You can read the next section to import the package directly from this github repository.

How to import/download this package from Github ?

Assuming that you have brane cli and brane instance downloaded and deployed on your local/K8 cluster, then you can run the following command -> brane import web-services-and-cloud-based-systems/brane-compute-package

This will import the package on your container registry hosted on your local/K8 cluster.
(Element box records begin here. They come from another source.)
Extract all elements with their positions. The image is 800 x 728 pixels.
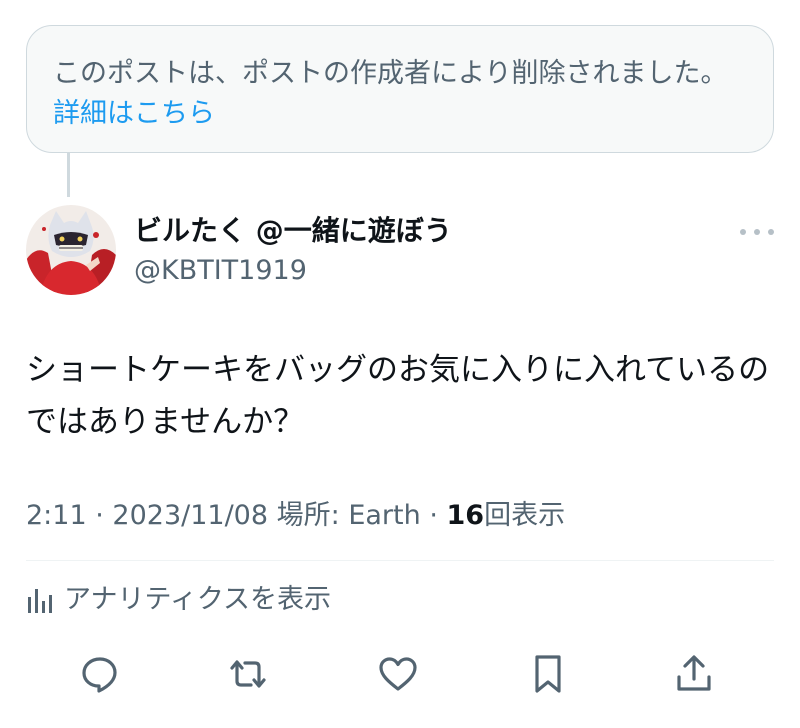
- repost-icon: [230, 660, 266, 688]
- divider: [26, 560, 774, 561]
- like-button[interactable]: [374, 650, 422, 698]
- avatar[interactable]: [26, 205, 116, 295]
- reply-icon: [82, 657, 117, 693]
- analytics-label: アナリティクスを表示: [64, 584, 332, 615]
- learn-more-link[interactable]: 詳細はこちら: [53, 98, 215, 129]
- post-time[interactable]: 2:11: [26, 500, 87, 531]
- analytics-bar-chart-icon: [28, 589, 52, 613]
- author-handle[interactable]: @KBTIT1919: [134, 252, 307, 290]
- post-location: 場所: Earth: [276, 500, 421, 531]
- post-meta: 2:11 · 2023/11/08 場所: Earth · 16回表示: [26, 497, 565, 535]
- like-icon: [379, 657, 417, 691]
- views-label: 回表示: [484, 500, 566, 531]
- meta-separator: ·: [95, 500, 104, 531]
- repost-button[interactable]: [224, 650, 272, 698]
- bookmark-icon: [535, 655, 561, 693]
- deleted-notice-text: このポストは、ポストの作成者により削除されました。: [53, 58, 728, 89]
- deleted-post-notice: このポストは、ポストの作成者により削除されました。詳細はこちら: [26, 25, 774, 153]
- more-dot-icon: [768, 229, 774, 235]
- more-dot-icon: [740, 229, 746, 235]
- views-count: 16: [446, 500, 485, 531]
- thread-connector-line: [67, 153, 70, 197]
- post-date[interactable]: 2023/11/08: [112, 500, 268, 531]
- avatar-image: [26, 205, 116, 295]
- post-text: ショートケーキをバッグのお気に入りに入れているのではありませんか？: [26, 352, 770, 440]
- author-display-name[interactable]: ビルたく @一緒に遊ぼう: [134, 212, 452, 250]
- bookmark-button[interactable]: [524, 650, 572, 698]
- reply-button[interactable]: [76, 650, 124, 698]
- more-options-button[interactable]: [740, 220, 774, 244]
- share-icon: [677, 655, 711, 691]
- meta-separator: ·: [429, 500, 438, 531]
- share-button[interactable]: [670, 650, 718, 698]
- more-dot-icon: [754, 229, 760, 235]
- view-analytics-button[interactable]: アナリティクスを表示: [26, 580, 331, 620]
Then you can use this package in your branescripts or on the repl.

Brane (external) functions list for this package

Brane function Description Input Output Result
mount Function that mounts the train.csv and test.csv files in this brane package in the /data folder - Returns string - "done"/"error" train.csv and test.csv is available in /data
data_shape Function that returns the shape of the dataframe after reading the data from a file. path of the file shape shape of the data
preprocessing Function that preprocesses the dataset (train, test) path, isTrain Integer - 0 (success)/error code Preprocesses dataset for models
modelling Function to train the model on the basis mode provided. Mode is the identifier for the machine learning model provided. path_train, path_test, mode 0/error code output vector
get_model_accuracy Function to check the model accuracy name output accuracy pf the model

There are a few helper functions that are called internally, from within the brane functions:

  1. get_df
  2. name_proc
  3. imputting_na_values
  4. cat_to_num
  5. missingAge
  6. family

Automated builds and testing for this package

We have set automated build for this package using github actions and also run tests (pytest) on it. The triggers are push and pull_request, but, one can run it manually as well. Please refer to the image below to see how. (Click on run workflow(CI))

How to run the tests locally ?

Assuming that you are in the root of the repository and downloaded the depencies (in the requirements.txt file), run pytest -v.